Fuere o no fuere lo más inteligente de hacer, Benjamin tenía que contárselo a alguien. El secreto en su interior amenazaba con explotar. Temía reaccionar mal durante el trabajo. Era la hora del almuerzo, y esperaba que el señor Jones tuviera sus comidas normales en la cafetería compartida. Benjamin no estaba del todo seguro sobre cuánta información deseaba contar, pero tenía que liberarse de algo. Lo único que lo mantenía medianamente tranquilo era que el crucero finalizaba oficialmente el martes a la mañana. Una vez que se bajara del barco, no quería escuchar hablar nuevamente sobre la muerte de Helen.

—A ver, idiota — Mary le sacó la mano de la boca. Benjamin no se había dado cuenta de que se estaba comiendo las uñas nuevamente.

—¿No has desayunado acaso?

Benjamin intentó sonreír: —Sí, sí, ya desayuné. Es sólo un mal hábito.

—Es algo asqueroso— le dijo Mary, apretándole el brazo para tranquilizarlo. —Continúa trabajando.

Benjamin se ofreció para oficiar de mozo y Gary aceptó con un gruñido. Según lo previsto, el señor Jones se presentó a la 1 en punto. El estrés burbujeaba en su estómago como un ácido efervescente. Se acercó para tomar el pedido.

—Un fillet mignon, por favor — dijo el señor Jones frotándose rabiosamente las sienes. — Rápido.

Benjamin sabía que era ahora o nunca. —Este... señor Jones, ¿puedo hablar con usted sobre... Helen Gardener?

El señor Jones lo miró con ojos febriles.

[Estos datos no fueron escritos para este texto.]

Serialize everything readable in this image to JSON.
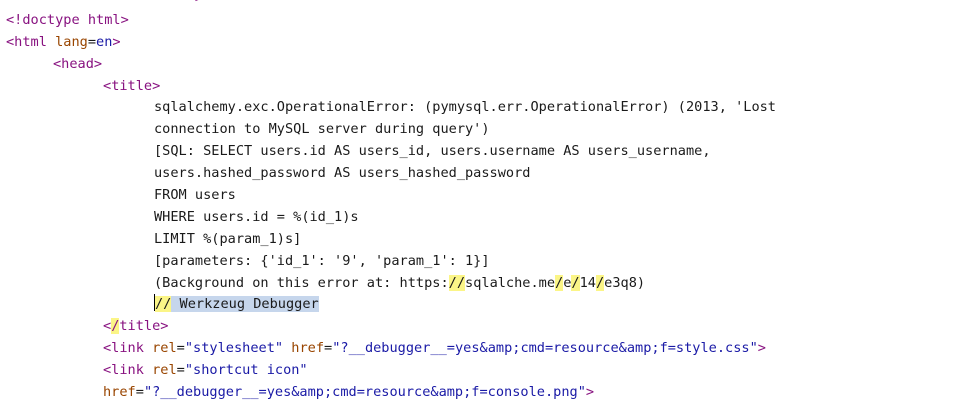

Un ejército de pelos había comenzado a crecer alrededor de sus mejillas, y su escaso bigote ahora estaba camuflado. El hombre bien acicalado con quien Benjamin había hablado ayer, había comenzado a desintegrarse.

— Habla, niño.

Conteniendo la respiración, Benjamin se esforzó para hablar. —Creo haber escuchado a una mujer.

—¿Una mujer?

El señor Jones había apoyado ambos brazos sobre la mesa y lo escuchaba atentamente, deteniéndose en cada palabra.

—No tengo todo el día para perder. ¿No me habías dicho que no estabas en la cubierta?

Benjamin respiró profundamente repetidas veces.

—Estaba...estaba en la cubierta porque quería tomar un poco aire fresco. Sólo estuve allí un minuto pero fue suficiente. Escuché que una mujer hablaba. O discutía —se percibía que no estaba bien. Me estaba marchando cuando escuché el grito. Temí que mi jefe descubriera que estaba en la cubierta durante mi descanso.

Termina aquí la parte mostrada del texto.